The present disclosure relates to the manufacture of semiconductor devices, such as transistors, semiconductor-implemented resistors, diodes, etc. Such transistors include thin film transistors (TFTs), which are useful in many areas of technology, such as electronic applications, including OLEDs, liquid crystal displays (LCDs), photovoltaic devices, integrated circuits, etc.
Transistors, such as field-effect transistors (FETs) may be fabricated using a variety of architectures depending on the type of substrate technology employed, the complexity of the fabrication process, and the desired function and characteristics of the transistor.

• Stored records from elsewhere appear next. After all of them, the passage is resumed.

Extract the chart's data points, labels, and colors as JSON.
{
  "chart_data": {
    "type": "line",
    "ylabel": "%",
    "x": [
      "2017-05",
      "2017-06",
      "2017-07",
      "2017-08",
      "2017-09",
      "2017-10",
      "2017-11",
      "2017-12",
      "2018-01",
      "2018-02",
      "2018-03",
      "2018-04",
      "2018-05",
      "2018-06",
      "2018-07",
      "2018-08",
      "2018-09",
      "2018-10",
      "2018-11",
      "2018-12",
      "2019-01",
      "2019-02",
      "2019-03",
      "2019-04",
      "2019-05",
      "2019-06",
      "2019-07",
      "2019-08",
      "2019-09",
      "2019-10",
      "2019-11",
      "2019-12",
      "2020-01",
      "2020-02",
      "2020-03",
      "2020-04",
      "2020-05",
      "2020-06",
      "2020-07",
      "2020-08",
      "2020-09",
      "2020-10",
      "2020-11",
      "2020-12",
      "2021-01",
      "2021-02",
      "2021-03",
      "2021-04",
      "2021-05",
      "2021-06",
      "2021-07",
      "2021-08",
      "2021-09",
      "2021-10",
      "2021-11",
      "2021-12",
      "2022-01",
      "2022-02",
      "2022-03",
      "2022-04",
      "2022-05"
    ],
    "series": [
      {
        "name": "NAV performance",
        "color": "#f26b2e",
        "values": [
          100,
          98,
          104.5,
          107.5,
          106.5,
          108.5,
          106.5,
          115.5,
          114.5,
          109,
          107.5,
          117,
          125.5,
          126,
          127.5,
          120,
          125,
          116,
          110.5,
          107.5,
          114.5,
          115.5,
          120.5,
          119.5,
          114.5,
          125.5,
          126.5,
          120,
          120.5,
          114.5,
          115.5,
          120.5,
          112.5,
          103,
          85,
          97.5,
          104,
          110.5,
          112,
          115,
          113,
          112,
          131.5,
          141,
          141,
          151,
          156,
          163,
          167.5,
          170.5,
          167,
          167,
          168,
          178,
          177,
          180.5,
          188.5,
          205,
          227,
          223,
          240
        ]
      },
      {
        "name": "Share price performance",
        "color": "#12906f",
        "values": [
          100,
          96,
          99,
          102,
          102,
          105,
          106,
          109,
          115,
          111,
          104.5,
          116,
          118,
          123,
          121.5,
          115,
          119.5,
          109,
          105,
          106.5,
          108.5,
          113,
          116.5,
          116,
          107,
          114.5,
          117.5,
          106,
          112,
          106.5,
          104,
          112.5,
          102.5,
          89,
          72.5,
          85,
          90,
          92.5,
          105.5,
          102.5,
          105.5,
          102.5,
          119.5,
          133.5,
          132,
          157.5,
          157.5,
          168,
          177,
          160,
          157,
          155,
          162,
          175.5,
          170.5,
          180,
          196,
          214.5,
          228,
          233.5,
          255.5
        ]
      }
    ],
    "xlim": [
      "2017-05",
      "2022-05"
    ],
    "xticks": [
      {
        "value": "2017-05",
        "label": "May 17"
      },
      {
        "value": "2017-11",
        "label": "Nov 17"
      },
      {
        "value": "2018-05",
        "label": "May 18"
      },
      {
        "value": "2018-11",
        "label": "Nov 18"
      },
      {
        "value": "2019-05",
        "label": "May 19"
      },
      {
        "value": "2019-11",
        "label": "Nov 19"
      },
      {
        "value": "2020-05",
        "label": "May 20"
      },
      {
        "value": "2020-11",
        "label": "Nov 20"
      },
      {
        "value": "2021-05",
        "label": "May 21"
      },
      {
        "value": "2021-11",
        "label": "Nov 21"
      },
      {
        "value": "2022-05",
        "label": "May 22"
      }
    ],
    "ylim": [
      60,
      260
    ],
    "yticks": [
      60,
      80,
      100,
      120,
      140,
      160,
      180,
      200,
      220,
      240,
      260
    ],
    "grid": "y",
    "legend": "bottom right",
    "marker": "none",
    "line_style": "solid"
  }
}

In the flat panel display industry, TFTs are used for several purposes, including for use as the discrete transistors for switching each pixel of a liquid crystal display (LCD), or for the discrete transistors used to drive the respective pixels of an organic light-emitting diode (OLED) display. There are, of course, many other uses of TFTs in display technologies, including the circuitry related to the discrete pixel circuitry, such as the array control circuitry, driving circuitry, and test circuitry, much of which may be disposed at the periphery of the pixel display area.
FETs may be formed from inorganic material and/or organic materials. Conventional organic transistors are typically formed horizontally on firm or flexible substrates. The transistor structure includes gate, drain and source electrodes, as well as an organic semiconducting layer and an electrical insulating layer (a gate dielectric). The organic semiconducting layer functions as a hole, electron, or ambipolar charge transporting channel. The electrodes are deposited by thermal processes, e-beam evaporation, or sputtering, and usually employ metals, metal compounds, transparent conducting oxides or conducting organic materials.
It is desirable to improve the electrical characteristics of FETs in terms of two important factors affecting transistor performance: (a) the channel field effect mobility of the semiconducting layer, and (b) the charge injection efficiency of carriers from the drain-source electrodes to the channel.